Mr Netanyahu was trying to justify recent construction in East Jerusalem by settler organizations in defiance of demands from the US that Israel halt all such work. In particular, US officials are objecting to the recent takeover of property by settlers in the Sheikh Jarrah neighbourhood, where Mrs Khurd used to live, as well as the Old City, Silwan and Ras al-Amud.
According to experts, however, the reality is that in both a practical and legal sense Mr Netanyahu’s “open city” is a fiction, extended only to the settlers and not to Mrs Khurd or to the 250,000 other Palestinians of East Jerusalem.
Mrs Khurd, for example, has been forced to live in a tent after settlers ousted her from her East Jerusalem home of five decades in November. She also has no hope of moving back to the house taken from her family in Talbiyeh, now in West Jerusalem, during the 1948 war that established Israel.
In addition, movement restrictions mean that almost all of the nearly four million Palestinians of the West Bank and Gaza are banned from entering the city or visiting its holy sites.
Inside Jerusalem, as in the West Bank, Israel enforces a strict programme of segregation to disadvantage the Palestinians, says Jeff Halper, of the Israeli Committee Against House Demolitions.

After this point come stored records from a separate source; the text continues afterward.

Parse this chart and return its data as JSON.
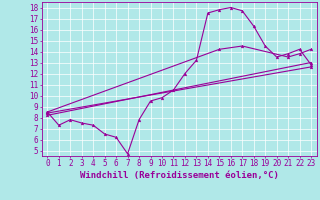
{
  "xlabel": "Windchill (Refroidissement éolien,°C)",
  "bg_color": "#b0e8e8",
  "line_color": "#990099",
  "xlim": [
    -0.5,
    23.5
  ],
  "ylim": [
    4.5,
    18.5
  ],
  "xticks": [
    0,
    1,
    2,
    3,
    4,
    5,
    6,
    7,
    8,
    9,
    10,
    11,
    12,
    13,
    14,
    15,
    16,
    17,
    18,
    19,
    20,
    21,
    22,
    23
  ],
  "yticks": [
    5,
    6,
    7,
    8,
    9,
    10,
    11,
    12,
    13,
    14,
    15,
    16,
    17,
    18
  ],
  "line1_x": [
    0,
    1,
    2,
    3,
    4,
    5,
    6,
    7,
    8,
    9,
    10,
    11,
    12,
    13,
    14,
    15,
    16,
    17,
    18,
    19,
    20,
    21,
    22,
    23
  ],
  "line1_y": [
    8.5,
    7.3,
    7.8,
    7.5,
    7.3,
    6.5,
    6.2,
    4.7,
    7.8,
    9.5,
    9.8,
    10.5,
    12.0,
    13.2,
    17.5,
    17.8,
    18.0,
    17.7,
    16.3,
    14.5,
    13.5,
    13.8,
    14.2,
    12.8
  ],
  "line2_x": [
    0,
    23
  ],
  "line2_y": [
    8.2,
    13.0
  ],
  "line3_x": [
    0,
    23
  ],
  "line3_y": [
    8.4,
    12.6
  ],
  "line4_x": [
    0,
    15,
    17,
    21,
    22,
    23
  ],
  "line4_y": [
    8.5,
    14.2,
    14.5,
    13.5,
    13.8,
    14.2
  ],
  "grid_color": "#ffffff",
  "xlabel_fontsize": 6.5,
  "tick_fontsize": 5.5,
  "figsize": [
    3.2,
    2.0
  ],
  "dpi": 100
}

Israeli Jews have the freedom to live in both parts of the city, with 270,000 in West Jerusalem and a further 200,000 living in East Jerusalem in rapidly expanding settlements heavily subsidized by the state.
Palestinians, meanwhile, are denied the right to live both in West Jerusalem and in many residential areas of East Jerusalem. Even in their tightly controlled neighborhoods in the city’s east, at least 20,000 of their homes are subject to demolition orders, according to Mr Halper.
Daniel Seidemann, a Jerualem lawyer, says that in his 20 years of handling residency rights cases for Palestinians he has never heard of a Palestinian with a Jerusalem ID living in West Jerusalem.
The reason, he points out, was that almost all land inside Israel’s 1948 borders, including West Jerusalem, has been registered as “state land” managed by a body known as the Israel Lands Authority.
The authority allows neither Palestinians nor Israelis to buy property on state land. Instead long-term renewable leases are available to Israeli citizens and anyone eligible to immigrate to Israel under the country’s Law of Return — meaning Jews.
The settlements in East Jerusalem — now covering 35 per cent of the eastern city, according to Mr Seidemann — are also built on land declared as “state land”, in violation of international law. Again this means that only Israelis and Jewish foreign nationals are entitled to lease land there.
Because they do not hold Israeli citizenship, the Palestinians of East Jerusalem are disqualified from acquiring property either in West Jerusalem or in the settlements of East Jerusalem.
“The extraordinary situation is that a Palestinian who had his land expropriated to build the settlement of Har Homa [on the outskirts of East Jerusalem] cannot lease land there, whereas a Jew from Paris or London who is not even an Israeli citizen can.”